KUALA LUMPUR, April 18: Malaysian crude palm oil futures fell 2 per cent on Wednesday, extending losses as rival soybean oil declined and the ringgit strengthened against the dollar.
The benchmark third-month July contract on the Bursa Malaysia Derivatives Exchange ended down 43 ringgit at 2,160 ringgit ($630) a ton, after hitting a low of 2,154 ringgit.
The market is down today because of the slide in soybean oil prices, one dealer said. Also, the stronger ringgit is contributing to the decline in prices. But traders said the market would remain healthy because of the strong global demand for edible oils and tight supplies at home.
Right now, the market is going through a healthy correction but it will be supported by strong exports and weak supplies, said another trader.
Malaysian palm oil has gained more than 8 per cent this year despite falling since Tuesday.
The commodity surged 40 per cent last year, boosted by biodiesel demand, and analysts expect the market to rise around 20 per cent this year.
But Hamburg-based oilseeds analysts Oil World said palm oil prices are likely to fall as current high levels will make it less attractive especially for biofuel production.
Other traded months fell between 25 and 48 ringgit in overall trade of 19,853 lots of 25 tons each.
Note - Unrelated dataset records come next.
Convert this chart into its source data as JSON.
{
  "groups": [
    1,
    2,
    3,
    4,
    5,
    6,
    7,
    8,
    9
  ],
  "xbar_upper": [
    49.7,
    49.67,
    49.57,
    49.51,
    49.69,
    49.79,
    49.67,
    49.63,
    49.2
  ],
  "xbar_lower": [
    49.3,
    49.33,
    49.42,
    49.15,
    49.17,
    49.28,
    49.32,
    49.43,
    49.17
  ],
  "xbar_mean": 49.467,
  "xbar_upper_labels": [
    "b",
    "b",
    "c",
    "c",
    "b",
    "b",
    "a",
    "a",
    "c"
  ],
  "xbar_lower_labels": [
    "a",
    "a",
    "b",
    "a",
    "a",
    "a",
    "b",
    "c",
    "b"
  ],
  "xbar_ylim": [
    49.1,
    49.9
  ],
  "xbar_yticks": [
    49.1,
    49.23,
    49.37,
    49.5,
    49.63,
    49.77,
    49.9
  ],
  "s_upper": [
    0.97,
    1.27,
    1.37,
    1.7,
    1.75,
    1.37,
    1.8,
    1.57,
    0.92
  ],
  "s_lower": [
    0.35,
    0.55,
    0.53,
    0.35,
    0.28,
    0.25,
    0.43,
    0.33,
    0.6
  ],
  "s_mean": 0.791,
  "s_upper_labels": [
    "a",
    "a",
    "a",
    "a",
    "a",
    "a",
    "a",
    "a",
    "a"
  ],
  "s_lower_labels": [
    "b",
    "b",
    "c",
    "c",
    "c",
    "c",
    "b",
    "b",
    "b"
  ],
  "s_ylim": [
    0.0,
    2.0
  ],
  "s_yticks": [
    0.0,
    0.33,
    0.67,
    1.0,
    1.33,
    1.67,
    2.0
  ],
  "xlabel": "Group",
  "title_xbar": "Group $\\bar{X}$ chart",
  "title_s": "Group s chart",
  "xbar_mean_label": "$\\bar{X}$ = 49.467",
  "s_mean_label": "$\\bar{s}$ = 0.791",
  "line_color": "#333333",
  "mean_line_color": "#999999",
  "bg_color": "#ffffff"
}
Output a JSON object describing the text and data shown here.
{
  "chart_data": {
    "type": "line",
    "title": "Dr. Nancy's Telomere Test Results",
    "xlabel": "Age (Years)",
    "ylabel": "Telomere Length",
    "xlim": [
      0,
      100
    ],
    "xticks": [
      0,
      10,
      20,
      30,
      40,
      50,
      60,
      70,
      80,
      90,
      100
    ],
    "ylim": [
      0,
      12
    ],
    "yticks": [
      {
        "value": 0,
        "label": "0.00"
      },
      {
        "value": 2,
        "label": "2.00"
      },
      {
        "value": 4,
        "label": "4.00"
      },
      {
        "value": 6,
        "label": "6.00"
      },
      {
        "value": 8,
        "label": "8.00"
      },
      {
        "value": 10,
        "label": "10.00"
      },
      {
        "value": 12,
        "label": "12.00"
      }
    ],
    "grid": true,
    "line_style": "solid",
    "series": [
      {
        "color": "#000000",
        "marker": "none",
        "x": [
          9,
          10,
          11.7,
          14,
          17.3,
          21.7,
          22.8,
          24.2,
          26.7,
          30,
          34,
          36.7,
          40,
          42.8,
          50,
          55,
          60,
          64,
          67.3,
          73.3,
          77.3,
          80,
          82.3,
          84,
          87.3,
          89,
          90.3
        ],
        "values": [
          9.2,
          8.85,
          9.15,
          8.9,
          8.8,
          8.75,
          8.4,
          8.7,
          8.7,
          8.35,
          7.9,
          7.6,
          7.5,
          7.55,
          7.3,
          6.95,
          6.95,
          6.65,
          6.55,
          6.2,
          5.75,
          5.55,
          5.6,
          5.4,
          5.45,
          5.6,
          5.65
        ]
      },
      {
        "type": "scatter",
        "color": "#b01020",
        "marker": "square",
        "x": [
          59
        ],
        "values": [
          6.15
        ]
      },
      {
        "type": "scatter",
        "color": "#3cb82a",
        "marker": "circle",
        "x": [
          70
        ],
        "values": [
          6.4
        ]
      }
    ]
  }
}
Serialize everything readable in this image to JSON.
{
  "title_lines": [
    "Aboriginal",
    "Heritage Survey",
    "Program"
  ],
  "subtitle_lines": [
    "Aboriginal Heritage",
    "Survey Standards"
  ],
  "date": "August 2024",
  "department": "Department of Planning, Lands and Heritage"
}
The Chicago Board of Trade soyaoil futures fell in electronictrading during Asian hours. May soyaoil shed 0.22 cent to 31.65 cents a lb.
Malaysian palm oil often tracks the US soyaoil market because both commodities are used in products ranging from food and cosmetics to biodiesel.
A stronger ringgit against the dollar makes the ringgit-based commodity more expensive for overseas buyers.
Malaysia's exports are picking up after months of slowdown because of strong demand from the world's top buyers, China and India. Exports of Malaysian palm oil products for April 1-15 rose 47 per cent to 666,793 ton from 454,791 tons shipped between March 1 and 15, cargo surveyor Intertek Testing Services said.
Another cargo surveyor, Societe Generale de Surveillance, said exports during the period rose 29.3 per cent to 642,492 tons from a month ago.
Malaysia's end-March palm oil stocks fell 10.6 per cent to 1.34 million tons while exports jumped almost 30 per cent during the month and production failed to keep pace, the Malaysian Palm Oil Board said.
Traders said refiners in southern and central Malaysia were facing shortages because of a sharp fall in imports from neighbouring Indonesia.
They estimated Malaysia's palm oil imports from Indonesia in January and February slipped to around 37,000 tons from about 300,000 during the corresponding months in 2006.
In the physical market, crude palm oil for April shipment in the southern region was quoted at 2,275/2,285 ringgit a ton.